November 30, 2023

Archives for February 2004


Lately, computer security researchers have been pointing out the risks of software monoculture. The idea is that if everybody uses the same software product, then a single virtual pathogen can wipe out the entire population, like Dutch Elm Disease mowing down a row of identical trees. A more diverse population would better resist infection. While this basic observation is accurate, the economics of monoculture vulnerability are subtle. Let’s unpack them a bit.

First, we need to review why monoculture is a problem. The more common a product is, the more it will suffer from infection by malware (computer viruses and worms), for two reasons. First, common products make attractive targets, so the bad guys are more likely to attack them. Second, infections of common products spread rapidly, because an attempt to propagate to a new host is likely to succeed if a high fraction of hosts are running the targeted product. Because of these twin factors, common products are much more prone to malware problems than are rare products. Let’s call this increased security risk the “monoculture penalty” associated with the popular product.

The monoculture penalty affects the incentives of consumers, making otherwise unpopular products more attractive due to their smaller penalty. If this effect is strong enough, it will prevent monoculture as consumers protect themselves by shunning popular products. Often, however, this effect will be outweighed by consumers’ desire for compatibility, which has the opposite effect of making popular products more valuable. It might be that monoculture is efficient because its compatibility benefits outweigh its security costs. And it might be that the market will make the right decision about whether to adopt a monoculture.
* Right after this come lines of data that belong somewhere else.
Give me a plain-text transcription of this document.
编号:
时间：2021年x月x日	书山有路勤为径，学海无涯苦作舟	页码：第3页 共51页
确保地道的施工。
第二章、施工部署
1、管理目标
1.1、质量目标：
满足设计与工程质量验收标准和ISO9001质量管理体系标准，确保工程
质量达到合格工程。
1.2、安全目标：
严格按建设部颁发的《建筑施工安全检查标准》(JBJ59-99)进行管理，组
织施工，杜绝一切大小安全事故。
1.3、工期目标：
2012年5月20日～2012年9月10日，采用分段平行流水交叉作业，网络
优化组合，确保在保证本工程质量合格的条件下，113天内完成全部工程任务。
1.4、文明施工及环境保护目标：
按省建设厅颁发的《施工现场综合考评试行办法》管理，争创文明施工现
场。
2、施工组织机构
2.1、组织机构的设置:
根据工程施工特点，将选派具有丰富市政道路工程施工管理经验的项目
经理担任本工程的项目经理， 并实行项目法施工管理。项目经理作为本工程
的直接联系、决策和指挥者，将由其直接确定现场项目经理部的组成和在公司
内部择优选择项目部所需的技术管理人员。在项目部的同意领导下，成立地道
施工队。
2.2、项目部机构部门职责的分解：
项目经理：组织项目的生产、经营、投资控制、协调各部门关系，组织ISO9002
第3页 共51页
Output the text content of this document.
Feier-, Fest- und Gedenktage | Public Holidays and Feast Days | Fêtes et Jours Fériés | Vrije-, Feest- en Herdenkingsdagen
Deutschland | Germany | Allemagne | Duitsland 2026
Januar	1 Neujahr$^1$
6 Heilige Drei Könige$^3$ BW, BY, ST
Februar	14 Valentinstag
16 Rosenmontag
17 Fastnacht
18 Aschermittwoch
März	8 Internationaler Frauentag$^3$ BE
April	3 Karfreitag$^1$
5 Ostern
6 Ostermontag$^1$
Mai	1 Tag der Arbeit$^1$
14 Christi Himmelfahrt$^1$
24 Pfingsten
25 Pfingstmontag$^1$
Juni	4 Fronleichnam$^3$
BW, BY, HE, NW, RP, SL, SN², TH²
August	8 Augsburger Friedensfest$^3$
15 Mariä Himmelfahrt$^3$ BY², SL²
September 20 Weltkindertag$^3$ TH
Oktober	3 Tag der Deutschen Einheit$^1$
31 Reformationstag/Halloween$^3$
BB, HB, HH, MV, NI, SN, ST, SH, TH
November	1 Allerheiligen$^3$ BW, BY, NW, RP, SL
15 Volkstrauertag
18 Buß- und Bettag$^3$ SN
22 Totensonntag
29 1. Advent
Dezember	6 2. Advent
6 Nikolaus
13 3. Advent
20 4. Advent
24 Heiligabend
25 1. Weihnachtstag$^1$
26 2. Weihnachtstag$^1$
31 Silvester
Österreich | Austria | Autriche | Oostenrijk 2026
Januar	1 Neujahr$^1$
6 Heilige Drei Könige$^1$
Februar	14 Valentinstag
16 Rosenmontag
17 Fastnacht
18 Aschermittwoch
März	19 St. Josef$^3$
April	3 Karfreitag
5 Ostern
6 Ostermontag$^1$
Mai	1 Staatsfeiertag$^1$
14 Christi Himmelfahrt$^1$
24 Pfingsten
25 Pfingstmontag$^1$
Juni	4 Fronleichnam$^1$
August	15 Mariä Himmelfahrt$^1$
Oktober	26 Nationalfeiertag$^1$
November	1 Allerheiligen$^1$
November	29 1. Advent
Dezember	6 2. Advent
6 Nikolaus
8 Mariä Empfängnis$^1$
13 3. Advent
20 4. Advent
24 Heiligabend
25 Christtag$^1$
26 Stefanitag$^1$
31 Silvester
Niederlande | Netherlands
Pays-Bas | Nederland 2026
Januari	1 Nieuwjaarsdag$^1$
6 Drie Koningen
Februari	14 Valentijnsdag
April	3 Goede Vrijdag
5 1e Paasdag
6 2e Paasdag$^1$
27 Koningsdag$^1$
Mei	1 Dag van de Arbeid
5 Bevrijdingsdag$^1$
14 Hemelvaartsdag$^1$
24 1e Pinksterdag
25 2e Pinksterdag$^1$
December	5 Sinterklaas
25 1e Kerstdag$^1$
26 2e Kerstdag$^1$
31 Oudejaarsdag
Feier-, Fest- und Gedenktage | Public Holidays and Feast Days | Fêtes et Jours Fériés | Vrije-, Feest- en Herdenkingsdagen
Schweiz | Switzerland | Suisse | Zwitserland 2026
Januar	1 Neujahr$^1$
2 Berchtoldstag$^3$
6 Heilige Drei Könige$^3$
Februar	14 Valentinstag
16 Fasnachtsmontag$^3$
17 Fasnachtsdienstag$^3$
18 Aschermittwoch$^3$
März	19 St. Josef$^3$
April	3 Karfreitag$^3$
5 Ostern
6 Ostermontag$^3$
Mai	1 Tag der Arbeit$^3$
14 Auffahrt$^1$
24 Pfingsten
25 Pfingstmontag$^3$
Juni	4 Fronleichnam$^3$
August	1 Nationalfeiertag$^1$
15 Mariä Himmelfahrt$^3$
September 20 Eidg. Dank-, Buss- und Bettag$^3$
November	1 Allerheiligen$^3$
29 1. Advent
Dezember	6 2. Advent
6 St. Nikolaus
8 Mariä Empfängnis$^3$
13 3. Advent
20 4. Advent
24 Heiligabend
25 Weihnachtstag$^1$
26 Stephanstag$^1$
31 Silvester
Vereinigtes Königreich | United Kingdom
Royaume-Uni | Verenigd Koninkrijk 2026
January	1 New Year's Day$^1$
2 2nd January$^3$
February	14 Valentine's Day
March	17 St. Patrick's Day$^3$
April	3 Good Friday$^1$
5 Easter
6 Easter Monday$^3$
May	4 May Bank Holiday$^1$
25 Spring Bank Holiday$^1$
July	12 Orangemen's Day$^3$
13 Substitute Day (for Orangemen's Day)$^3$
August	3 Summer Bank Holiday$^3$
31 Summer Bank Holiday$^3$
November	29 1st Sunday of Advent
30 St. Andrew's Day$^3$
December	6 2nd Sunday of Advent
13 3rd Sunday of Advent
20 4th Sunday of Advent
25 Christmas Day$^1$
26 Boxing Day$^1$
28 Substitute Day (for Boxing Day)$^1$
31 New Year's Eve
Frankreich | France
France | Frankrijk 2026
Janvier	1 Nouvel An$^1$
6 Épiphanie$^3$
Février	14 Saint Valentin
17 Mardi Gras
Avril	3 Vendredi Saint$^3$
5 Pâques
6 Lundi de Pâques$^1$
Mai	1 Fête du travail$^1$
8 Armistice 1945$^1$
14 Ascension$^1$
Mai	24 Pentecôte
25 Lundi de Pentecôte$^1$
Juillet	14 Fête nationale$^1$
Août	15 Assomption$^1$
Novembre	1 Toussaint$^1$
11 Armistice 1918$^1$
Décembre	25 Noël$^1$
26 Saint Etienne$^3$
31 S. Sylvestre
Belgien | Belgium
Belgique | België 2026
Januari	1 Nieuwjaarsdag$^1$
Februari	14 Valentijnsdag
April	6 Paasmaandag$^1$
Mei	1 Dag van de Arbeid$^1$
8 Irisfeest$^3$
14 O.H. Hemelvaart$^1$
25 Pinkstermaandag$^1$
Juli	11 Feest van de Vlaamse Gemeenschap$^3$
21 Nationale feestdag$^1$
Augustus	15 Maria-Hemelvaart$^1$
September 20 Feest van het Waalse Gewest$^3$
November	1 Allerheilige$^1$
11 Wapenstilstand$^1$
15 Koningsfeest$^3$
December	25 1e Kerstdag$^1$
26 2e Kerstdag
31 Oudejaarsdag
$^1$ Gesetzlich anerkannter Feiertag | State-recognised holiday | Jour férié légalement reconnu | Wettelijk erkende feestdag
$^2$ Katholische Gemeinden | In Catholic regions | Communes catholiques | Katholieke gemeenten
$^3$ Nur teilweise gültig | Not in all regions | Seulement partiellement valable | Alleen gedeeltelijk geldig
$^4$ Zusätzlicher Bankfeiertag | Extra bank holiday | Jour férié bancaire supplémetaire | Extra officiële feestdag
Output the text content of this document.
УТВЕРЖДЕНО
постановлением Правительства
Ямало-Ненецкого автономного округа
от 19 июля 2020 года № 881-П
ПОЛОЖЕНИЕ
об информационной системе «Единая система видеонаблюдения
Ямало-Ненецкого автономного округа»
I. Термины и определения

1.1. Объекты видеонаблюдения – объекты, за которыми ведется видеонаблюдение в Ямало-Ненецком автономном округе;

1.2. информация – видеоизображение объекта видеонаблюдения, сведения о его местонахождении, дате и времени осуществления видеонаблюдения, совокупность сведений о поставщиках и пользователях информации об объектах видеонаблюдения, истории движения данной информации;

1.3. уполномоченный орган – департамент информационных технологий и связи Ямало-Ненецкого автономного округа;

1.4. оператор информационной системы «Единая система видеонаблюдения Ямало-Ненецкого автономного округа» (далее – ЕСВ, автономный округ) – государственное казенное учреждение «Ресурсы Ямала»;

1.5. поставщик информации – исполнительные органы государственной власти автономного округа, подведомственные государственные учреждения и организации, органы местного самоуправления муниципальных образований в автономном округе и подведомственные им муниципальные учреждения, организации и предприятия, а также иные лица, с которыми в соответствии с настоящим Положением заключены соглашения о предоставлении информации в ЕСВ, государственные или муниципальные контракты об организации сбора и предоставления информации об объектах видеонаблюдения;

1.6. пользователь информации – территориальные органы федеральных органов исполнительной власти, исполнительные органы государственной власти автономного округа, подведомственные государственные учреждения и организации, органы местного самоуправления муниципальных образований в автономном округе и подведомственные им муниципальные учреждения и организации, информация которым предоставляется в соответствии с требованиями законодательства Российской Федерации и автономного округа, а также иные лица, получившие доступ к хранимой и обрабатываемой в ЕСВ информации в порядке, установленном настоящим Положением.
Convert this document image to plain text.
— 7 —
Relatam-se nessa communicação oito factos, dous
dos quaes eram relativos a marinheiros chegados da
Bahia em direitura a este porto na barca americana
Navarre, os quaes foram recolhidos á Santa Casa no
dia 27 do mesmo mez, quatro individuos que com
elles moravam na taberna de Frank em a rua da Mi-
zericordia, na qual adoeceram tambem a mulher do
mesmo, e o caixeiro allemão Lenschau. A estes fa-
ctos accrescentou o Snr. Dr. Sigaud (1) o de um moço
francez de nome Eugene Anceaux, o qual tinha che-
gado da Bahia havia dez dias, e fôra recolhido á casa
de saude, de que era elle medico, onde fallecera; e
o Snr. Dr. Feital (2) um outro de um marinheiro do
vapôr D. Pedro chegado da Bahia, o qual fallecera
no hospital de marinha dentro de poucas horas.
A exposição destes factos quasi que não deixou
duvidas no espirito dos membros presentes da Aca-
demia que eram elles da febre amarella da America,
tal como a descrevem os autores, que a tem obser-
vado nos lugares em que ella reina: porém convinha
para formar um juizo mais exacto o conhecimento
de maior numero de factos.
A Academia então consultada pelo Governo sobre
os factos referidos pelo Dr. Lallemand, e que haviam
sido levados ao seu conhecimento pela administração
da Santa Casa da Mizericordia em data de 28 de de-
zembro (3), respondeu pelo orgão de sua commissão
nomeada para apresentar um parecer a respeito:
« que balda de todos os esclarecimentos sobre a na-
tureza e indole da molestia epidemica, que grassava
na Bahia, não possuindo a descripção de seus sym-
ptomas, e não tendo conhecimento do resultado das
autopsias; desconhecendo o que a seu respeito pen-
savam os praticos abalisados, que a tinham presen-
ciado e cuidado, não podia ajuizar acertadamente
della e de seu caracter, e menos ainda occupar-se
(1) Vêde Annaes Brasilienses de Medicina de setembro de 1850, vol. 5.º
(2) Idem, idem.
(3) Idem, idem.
Or maybe not. At least three factors confound this analysis. First, monoculture is often another word for monopoly, and monopolists behave differently, and often less efficiently, than firms in competitive markets.

Second, if you decide to adopt a popular product, you incur a monoculture penalty. Of course, you take that into account in deciding whether to do so. But in adopting the popular product, you also increase the monoculture penalties paid by other people – and you have no incentive to avoid this harm to others. This externality will make you too eager to adopt the popular product; and there is no practical way for the other affected people to pay you to protect their interests.

Third, it may be possible to have the advantages of compatibility, without the risks of monoculture, thereby allowing users to work together while suffering a lower monoculture penalty. Precisely how to do this is a matter of ongoing research.

This looks like a juicy problem for some economist to tackle, perhaps with help from a techie or two. A model accounting for the incentives of consumers, producers, and malware authors might tell us something interesting.

California Lawsuit Against Diebold

A group of Californians has filed a lawsuit in state court against voting machine vendor Diebold, in advance of the March 2 primary election.

The complaint asks the court to order Diebold to do three main things: (1) to refrain from further violations of state election laws and regulations, such as installing uncertified software for use in elections, (2) to implement the stopgap security measures recommended by the Raba report, in time for the March 2 primary election, and (3) to implement the longterm security measures recommended by the Raba report or else to withdraw the Diebold systems from use.

Comment Spam

I enabled user comments on this site several months ago, and on the whole I’ve been quite happy with the results. But I’ve had an increasing problem with comment spam, comments submitted to advertise products unrelated to my original postings. Many of these spam comments seem to be trying to leech off of my good Google page-rank, by causing my pages to link to theirs.

I’m fighting back technologically, but that’s a pain in the neck and will just lead the spammers to invent workarounds. So here’s a question for my lawyer readers: Is there anything I can do legally about this? Suppose, for instance, that I made people agree to simple Terms of Use before they posted a comment, and the Terms gave me some legal recourse against anybody who posted spam. It’s my site, and it seems to me that I should have the right to impose reasonable conditions on comment posters. I don’t know how effective this would be at actually stopping the spam, but it’s interesting to consider nonetheless.

U.S. Exports DMCA to Australia

Kim Weatherall notes that in the recent “Free Trade” Agreement between the U.S. and Australia, the Aussies agreed to implement a DMCA-like law, and to extend their term of copyright. Needless to say, these are both bad ideas. Kim offers a long post recounting the history of this issue in Australia.

I only wonder what the U.S. negotiators had to give up, or what other Australian concession they had to forgo, in order to cement these unfortunate provisions.

More Journal Editors Have Declared Independence

In response to my previous post about the revolt by the editors of the Journal of Algorithms, Peter Suber points out that journal editors have “declared independence” before, at least twelve times. Peter’s blog, Open Access News is a great source for news about the trend toward open access to scholarly publications.